The are two main challenges in using Q-learning in multi-agent systems. First, most of the existing convergence proofs only apply to single-agent, stationary Markov Decision Problems. (Important first steps in analyzing the two-agent case have been reported in (Littman, 1994) and (Hu and Wellman, 1998).) However, when multiple agents simultaneously adapt, each agent provides an effectively non-stationary environment for the other agents. Hence it is unknown in general whether any global convergence will be obtained in this case, and if so, whether such solutions are optimal. Second, we expect that large multi-agent systems will have states spaces that are too large for lookup tables to be feasible, and hence some sort of function approximation scheme seems necessary to represent the Q-function.
The present work combines single-agent and multi-agent Q-learning with tree-based function approximation in a model two-seller economy. The sellers alternately take turns setting prices, taking into account the other seller's current price. After the price has been set, the consumers choose either seller 1's product or seller 2's product, based on the current price pair. This leads to an instantaneous reward or profit given to the sellers. We assume that both sellers have full knowledge of the expected consumer response for any price pair, and moreover have full knowledge of both reward functions.
Q-learning is one of a variety of ways of endowing agents with ``foresight,'' i.e. an ability to anticipate long-term consequences of actions. Foresight was found in previous work (Tesauro and Kephart, 1999a,b) to improve profitability, and to damp out or eliminate the pathological behavior of unending cyclic ``price wars,'' in which long episodes of repeated undercutting amongst the sellers alternate with large jumps in price. Such price wars were found to be rampant in prior studies of agent economy models (Kephart, Hanson and Sairamesh, 1998; Sairamesh and Kephart, 1998) when agents use ``myopically optimal'' or ``myoptimal'' pricing algorithms that optimize immediate reward, but do not anticipate any longer-term consequences. Q-learning in particular is a principled way to obtain deep lookahead, since the Q-function represents the cumulative discounted reward looking infinitely far ahead in time. In contrast, the prior work of (Tesauro and Kephart, 1999a) was based on shallow finite lookahead.
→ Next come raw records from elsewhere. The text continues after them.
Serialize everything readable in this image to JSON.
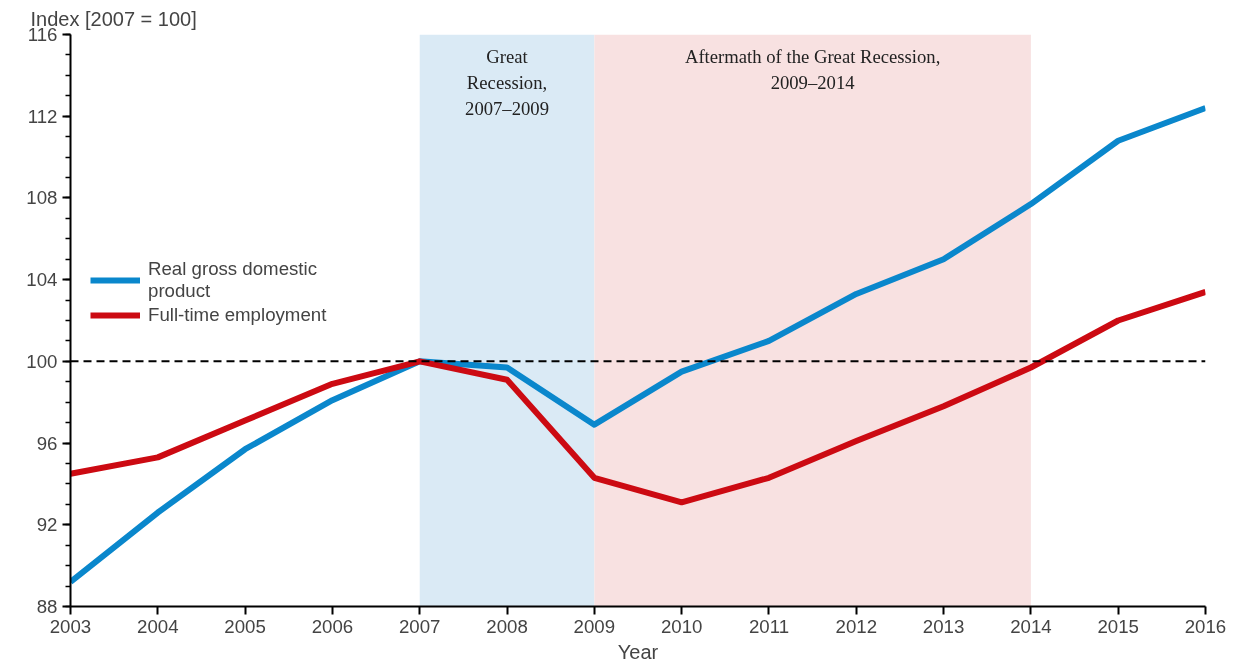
{
  "chart_data": {
    "type": "line",
    "x": [
      2003,
      2004,
      2005,
      2006,
      2007,
      2008,
      2009,
      2010,
      2011,
      2012,
      2013,
      2014,
      2015,
      2016
    ],
    "series": [
      {
        "name": "Real gross domestic product",
        "color": "#0a87cc",
        "values": [
          89.2,
          92.6,
          95.7,
          98.1,
          100.0,
          99.7,
          96.9,
          99.5,
          101.0,
          103.3,
          105.0,
          107.7,
          110.8,
          112.4
        ]
      },
      {
        "name": "Full-time employment",
        "color": "#cc0a12",
        "values": [
          94.5,
          95.3,
          97.1,
          98.9,
          100.0,
          99.1,
          94.3,
          93.1,
          94.3,
          96.1,
          97.8,
          99.7,
          102.0,
          103.4
        ]
      }
    ],
    "xlabel": "Year",
    "ylabel": "Index  [2007 = 100]",
    "xlim": [
      2003,
      2016
    ],
    "xticks": [
      2003,
      2004,
      2005,
      2006,
      2007,
      2008,
      2009,
      2010,
      2011,
      2012,
      2013,
      2014,
      2015,
      2016
    ],
    "ylim": [
      88,
      116
    ],
    "yticks": [
      88,
      92,
      96,
      100,
      104,
      108,
      112,
      116
    ],
    "ref_lines": [
      {
        "axis": "y",
        "value": 100,
        "color": "#000000",
        "line_style": "dashed"
      }
    ],
    "bands": [
      {
        "axis": "x",
        "from": 2007,
        "to": 2009,
        "label": "Great Recession, 2007–2009",
        "color": "#daeaf5"
      },
      {
        "axis": "x",
        "from": 2009,
        "to": 2014,
        "label": "Aftermath of the Great Recession, 2009–2014",
        "color": "#f8e1e1"
      }
    ],
    "legend": "top left",
    "grid": false,
    "marker": "none",
    "line_style": "solid"
  }
}
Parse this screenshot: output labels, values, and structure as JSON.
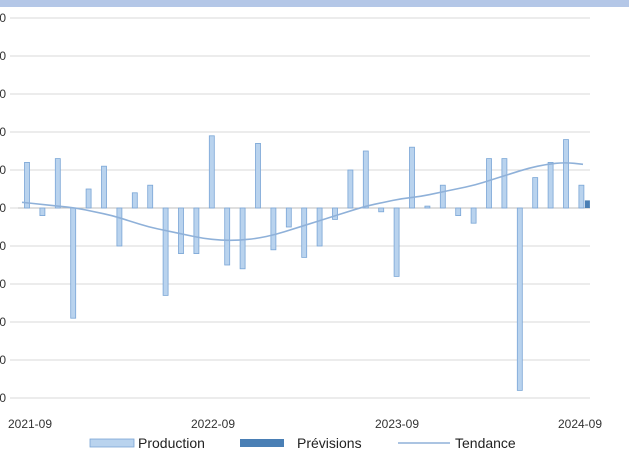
{
  "chart_data": {
    "type": "bar",
    "x_tick_labels": [
      "2021-09",
      "2022-09",
      "2023-09",
      "2024-09"
    ],
    "y_tick_labels": [
      "0",
      "0",
      "0",
      "0",
      "0",
      "0",
      "0",
      "0",
      "0",
      "0",
      "0"
    ],
    "ylim": [
      -5,
      5
    ],
    "grid": true,
    "legend_position": "bottom",
    "colors": {
      "production_fill": "#b9d3ee",
      "production_stroke": "#7aa6d6",
      "forecast": "#4a7fb5",
      "trend": "#8fb1d9",
      "grid": "#d9d9d9",
      "top_band": "#b4c7e7"
    },
    "series": [
      {
        "name": "Production",
        "values": [
          1.2,
          -0.2,
          1.3,
          -2.9,
          0.5,
          1.1,
          -1.0,
          0.4,
          0.6,
          -2.3,
          -1.2,
          -1.2,
          1.9,
          -1.5,
          -1.6,
          1.7,
          -1.1,
          -0.5,
          -1.3,
          -1.0,
          -0.3,
          1.0,
          1.5,
          -0.1,
          -1.8,
          1.6,
          0.05,
          0.6,
          -0.2,
          -0.4,
          1.3,
          1.3,
          -4.8,
          0.8,
          1.2,
          1.8,
          0.6
        ]
      },
      {
        "name": "Prévisions",
        "values": [
          0.2
        ]
      },
      {
        "name": "Tendance",
        "values": [
          0.15,
          0.1,
          0.05,
          0.0,
          -0.1,
          -0.2,
          -0.35,
          -0.5,
          -0.6,
          -0.7,
          -0.8,
          -0.85,
          -0.85,
          -0.8,
          -0.7,
          -0.55,
          -0.4,
          -0.25,
          -0.1,
          0.05,
          0.15,
          0.25,
          0.3,
          0.4,
          0.5,
          0.6,
          0.75,
          0.9,
          1.05,
          1.15,
          1.2,
          1.15
        ]
      }
    ]
  }
}
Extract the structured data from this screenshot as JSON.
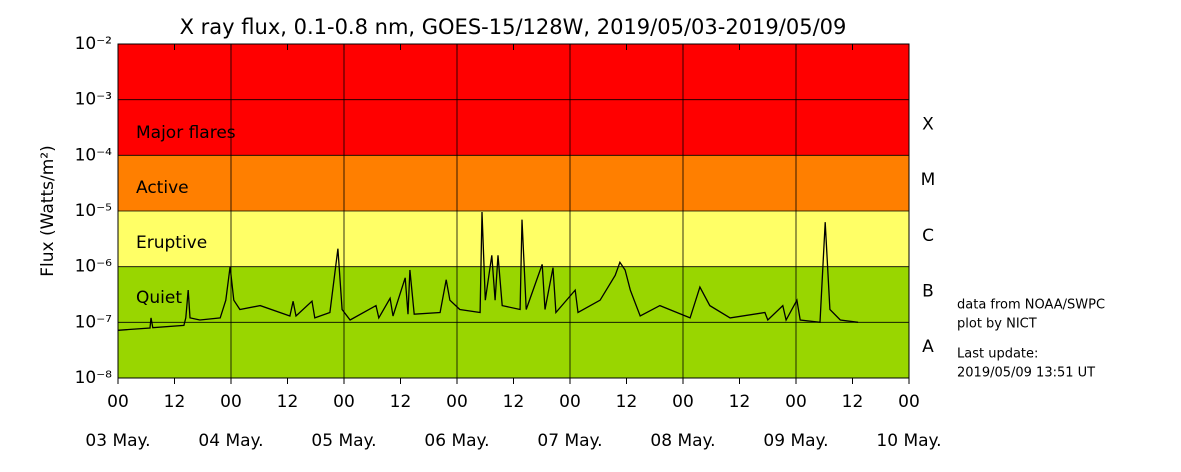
{
  "chart_data": {
    "type": "line",
    "title": "X ray flux, 0.1-0.8 nm, GOES-15/128W, 2019/05/03-2019/05/09",
    "y_label": "Flux (Watts/m²)",
    "log_y": true,
    "xlim": [
      0,
      168
    ],
    "ylim": [
      1e-08,
      0.01
    ],
    "xticks": [
      {
        "value": 0,
        "label": "00"
      },
      {
        "value": 12,
        "label": "12"
      },
      {
        "value": 24,
        "label": "00"
      },
      {
        "value": 36,
        "label": "12"
      },
      {
        "value": 48,
        "label": "00"
      },
      {
        "value": 60,
        "label": "12"
      },
      {
        "value": 72,
        "label": "00"
      },
      {
        "value": 84,
        "label": "12"
      },
      {
        "value": 96,
        "label": "00"
      },
      {
        "value": 108,
        "label": "12"
      },
      {
        "value": 120,
        "label": "00"
      },
      {
        "value": 132,
        "label": "12"
      },
      {
        "value": 144,
        "label": "00"
      },
      {
        "value": 156,
        "label": "12"
      },
      {
        "value": 168,
        "label": "00"
      }
    ],
    "date_labels": [
      {
        "value": 0,
        "label": "03 May."
      },
      {
        "value": 24,
        "label": "04 May."
      },
      {
        "value": 48,
        "label": "05 May."
      },
      {
        "value": 72,
        "label": "06 May."
      },
      {
        "value": 96,
        "label": "07 May."
      },
      {
        "value": 120,
        "label": "08 May."
      },
      {
        "value": 144,
        "label": "09 May."
      },
      {
        "value": 168,
        "label": "10 May."
      }
    ],
    "yticks": [
      {
        "value": 1e-08,
        "label": "10⁻⁸"
      },
      {
        "value": 1e-07,
        "label": "10⁻⁷"
      },
      {
        "value": 1e-06,
        "label": "10⁻⁶"
      },
      {
        "value": 1e-05,
        "label": "10⁻⁵"
      },
      {
        "value": 0.0001,
        "label": "10⁻⁴"
      },
      {
        "value": 0.001,
        "label": "10⁻³"
      },
      {
        "value": 0.01,
        "label": "10⁻²"
      }
    ],
    "bands": [
      {
        "name": "Major flares",
        "low": 0.0001,
        "high": 0.01,
        "color": "#ff0000"
      },
      {
        "name": "Active",
        "low": 1e-05,
        "high": 0.0001,
        "color": "#ff7f00"
      },
      {
        "name": "Eruptive",
        "low": 1e-06,
        "high": 1e-05,
        "color": "#ffff66"
      },
      {
        "name": "Quiet",
        "low": 1e-08,
        "high": 1e-06,
        "color": "#99d600"
      }
    ],
    "classes": [
      {
        "label": "X",
        "low": 0.0001
      },
      {
        "label": "M",
        "low": 1e-05
      },
      {
        "label": "C",
        "low": 1e-06
      },
      {
        "label": "B",
        "low": 1e-07
      },
      {
        "label": "A",
        "low": 1e-08
      }
    ],
    "notes": [
      "data from NOAA/SWPC",
      "plot by NICT",
      "Last update:",
      "2019/05/09 13:51 UT"
    ],
    "series": [
      {
        "name": "GOES-15",
        "color": "#000000",
        "x": [
          0,
          6.8,
          7.0,
          7.4,
          14.0,
          14.4,
          14.9,
          15.3,
          17.4,
          21.7,
          22.9,
          23.8,
          24.6,
          25.9,
          30.2,
          36.5,
          37.2,
          37.8,
          41.2,
          41.8,
          45.0,
          46.7,
          47.6,
          49.3,
          54.8,
          55.4,
          57.8,
          58.4,
          61.0,
          61.6,
          62.0,
          62.9,
          68.4,
          69.7,
          70.5,
          72.6,
          76.9,
          77.3,
          78.0,
          79.4,
          80.1,
          80.7,
          81.6,
          85.4,
          85.8,
          86.7,
          90.1,
          90.7,
          92.4,
          93.0,
          97.1,
          97.7,
          102.4,
          105.6,
          106.6,
          107.7,
          108.8,
          110.9,
          115.1,
          121.5,
          123.6,
          125.7,
          130.0,
          137.4,
          138.0,
          141.2,
          141.9,
          144.2,
          144.9,
          149.1,
          150.2,
          151.2,
          153.4,
          157.2
        ],
        "values": [
          7.2e-08,
          7.9e-08,
          1.2e-07,
          8e-08,
          8.8e-08,
          1.2e-07,
          3.8e-07,
          1.2e-07,
          1.1e-07,
          1.2e-07,
          2.5e-07,
          1e-06,
          2.5e-07,
          1.7e-07,
          2e-07,
          1.3e-07,
          2.4e-07,
          1.3e-07,
          2.4e-07,
          1.2e-07,
          1.5e-07,
          2.1e-06,
          1.7e-07,
          1.1e-07,
          2e-07,
          1.2e-07,
          2.7e-07,
          1.3e-07,
          6.3e-07,
          1.4e-07,
          8.7e-07,
          1.4e-07,
          1.5e-07,
          5.8e-07,
          2.5e-07,
          1.7e-07,
          1.5e-07,
          9.6e-06,
          2.5e-07,
          1.6e-06,
          2.5e-07,
          1.6e-06,
          2e-07,
          1.7e-07,
          7e-06,
          1.7e-07,
          1.1e-06,
          1.7e-07,
          9.6e-07,
          1.5e-07,
          3.8e-07,
          1.5e-07,
          2.5e-07,
          7e-07,
          1.2e-06,
          8.7e-07,
          3.8e-07,
          1.3e-07,
          2e-07,
          1.2e-07,
          4.3e-07,
          2e-07,
          1.2e-07,
          1.5e-07,
          1.1e-07,
          2e-07,
          1.1e-07,
          2.5e-07,
          1.1e-07,
          1e-07,
          6.3e-06,
          1.7e-07,
          1.1e-07,
          1e-07
        ]
      }
    ]
  }
}
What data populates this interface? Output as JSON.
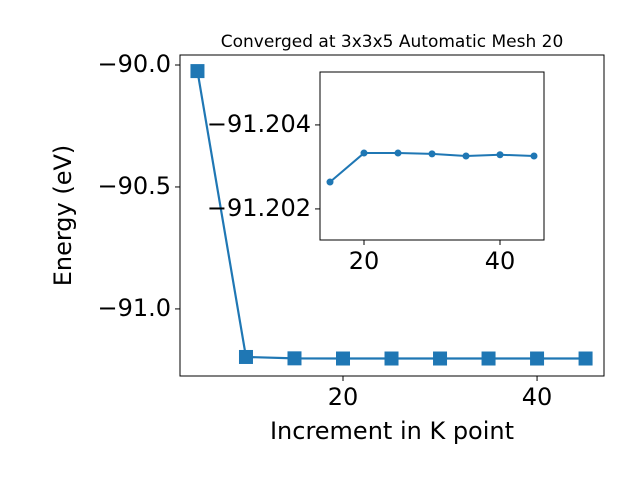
{
  "chart_data": [
    {
      "type": "line",
      "title": "Converged at 3x3x5 Automatic Mesh 20",
      "xlabel": "Increment in K point",
      "ylabel": "Energy (eV)",
      "x": [
        5,
        10,
        15,
        20,
        25,
        30,
        35,
        40,
        45
      ],
      "series": [
        {
          "color": "#1f77b4",
          "marker": "square",
          "values": [
            -90.025,
            -91.197,
            -91.2026,
            -91.2033,
            -91.2033,
            -91.2033,
            -91.2033,
            -91.2033,
            -91.2033
          ]
        }
      ],
      "xlim": [
        3.2,
        46.9
      ],
      "xticks": [
        20,
        40
      ],
      "ylim": [
        -91.275,
        -89.959
      ],
      "yticks": [
        {
          "value": -90.0,
          "label": "−90.0"
        },
        {
          "value": -90.5,
          "label": "−90.5"
        },
        {
          "value": -91.0,
          "label": "−91.0"
        }
      ]
    },
    {
      "type": "line",
      "x": [
        15,
        20,
        25,
        30,
        35,
        40,
        45
      ],
      "series": [
        {
          "color": "#1f77b4",
          "marker": "circle",
          "values": [
            -91.20264,
            -91.20333,
            -91.20333,
            -91.20331,
            -91.20326,
            -91.20329,
            -91.20326
          ]
        }
      ],
      "xlim": [
        13.53,
        46.47
      ],
      "xticks": [
        20,
        40
      ],
      "ylim": [
        -91.20126,
        -91.20526
      ],
      "yticks": [
        {
          "value": -91.204,
          "label": "−91.204"
        },
        {
          "value": -91.202,
          "label": "−91.202"
        }
      ]
    }
  ]
}
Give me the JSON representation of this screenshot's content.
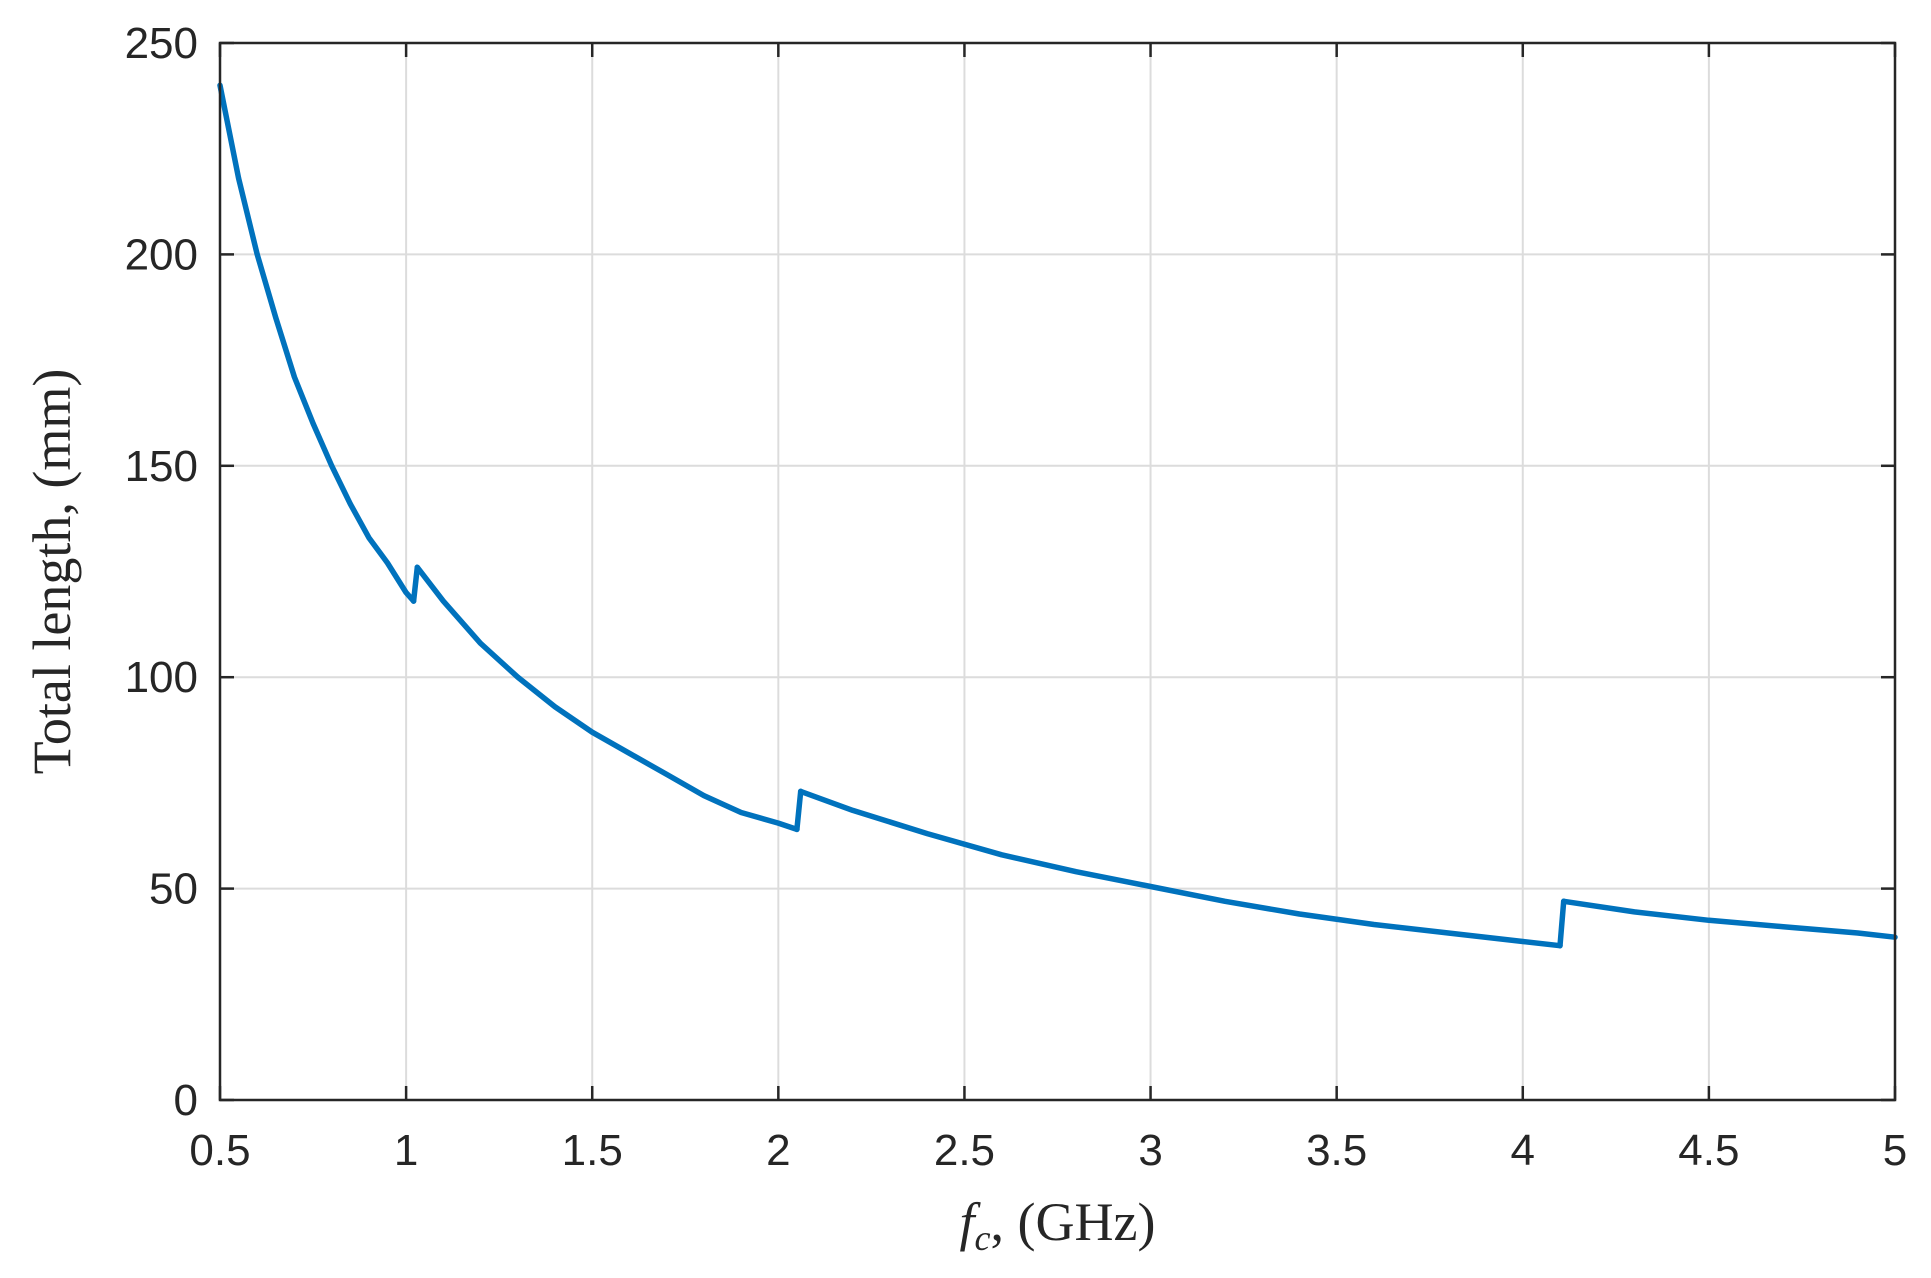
{
  "chart_data": {
    "type": "line",
    "xlabel": "f_c, (GHz)",
    "xlabel_main": "f",
    "xlabel_sub": "c",
    "xlabel_rest": ", (GHz)",
    "ylabel": "Total length, (mm)",
    "xlim": [
      0.5,
      5
    ],
    "ylim": [
      0,
      250
    ],
    "xticks": [
      0.5,
      1,
      1.5,
      2,
      2.5,
      3,
      3.5,
      4,
      4.5,
      5
    ],
    "xtick_labels": [
      "0.5",
      "1",
      "1.5",
      "2",
      "2.5",
      "3",
      "3.5",
      "4",
      "4.5",
      "5"
    ],
    "yticks": [
      0,
      50,
      100,
      150,
      200,
      250
    ],
    "ytick_labels": [
      "0",
      "50",
      "100",
      "150",
      "200",
      "250"
    ],
    "grid": true,
    "series": [
      {
        "color": "#0072BD",
        "segments": [
          {
            "x": [
              0.5,
              0.55,
              0.6,
              0.65,
              0.7,
              0.75,
              0.8,
              0.85,
              0.9,
              0.95,
              1.0,
              1.02
            ],
            "y": [
              240,
              218,
              200,
              185,
              171,
              160,
              150,
              141,
              133,
              127,
              120,
              118
            ]
          },
          {
            "x": [
              1.02,
              1.03
            ],
            "y": [
              118,
              126
            ]
          },
          {
            "x": [
              1.03,
              1.1,
              1.2,
              1.3,
              1.4,
              1.5,
              1.6,
              1.7,
              1.8,
              1.9,
              2.0,
              2.05
            ],
            "y": [
              126,
              118,
              108,
              100,
              93,
              87,
              82,
              77,
              72,
              68,
              65.5,
              64
            ]
          },
          {
            "x": [
              2.05,
              2.06
            ],
            "y": [
              64,
              73
            ]
          },
          {
            "x": [
              2.06,
              2.2,
              2.4,
              2.6,
              2.8,
              3.0,
              3.2,
              3.4,
              3.6,
              3.8,
              4.0,
              4.1
            ],
            "y": [
              73,
              68.5,
              63,
              58,
              54,
              50.5,
              47,
              44,
              41.5,
              39.5,
              37.5,
              36.5
            ]
          },
          {
            "x": [
              4.1,
              4.11
            ],
            "y": [
              36.5,
              47
            ]
          },
          {
            "x": [
              4.11,
              4.3,
              4.5,
              4.7,
              4.9,
              5.0
            ],
            "y": [
              47,
              44.5,
              42.5,
              41,
              39.5,
              38.5
            ]
          }
        ]
      }
    ]
  }
}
Q-learning with lookup tables was previously studied in (Tesauro and Kephart, 1999b). A single Q-learner playing against a myoptimal opponent always converged to an optimal policy. In the more interesting case of two agents simultaneously Q-learning against each other, convergence was again obtained in all three models, at least for small-to-moderate values of the discount parameter. In (Tesauro, 1999), preliminary studies of Q-learning with neural networks found reasonably good policies but excessively long training times. This is a potentially major drawback in an on-line scenario where agents must learn quickly to maintain profitability. The current study of regression trees as an alternate function approximator was motivated by the goal of improving on the training time of neural networks while generating policies of at least equal quality to those given by a neural network.
The remainder of this paper is organized as follows. Section 2 describes the structure and dynamics of the model two-seller economy, and presents three economically-based seller profit functions which are prone to price wars when agents myopically optimize their short-term payoffs. Section 3 describes the implementation of Q-learning in these model economies, and summarizes previous results of lookup table and neural network Q-learning. In Section 4, the algorithms used for constructing regression trees and adapting them to Q-learning in our study are presented. Section 5 presents the results of using Q-learning with regression trees and compares these results to those of section 3. Finally, section 6 summarizes the main conclusions and discusses promising directions and challenges for future work.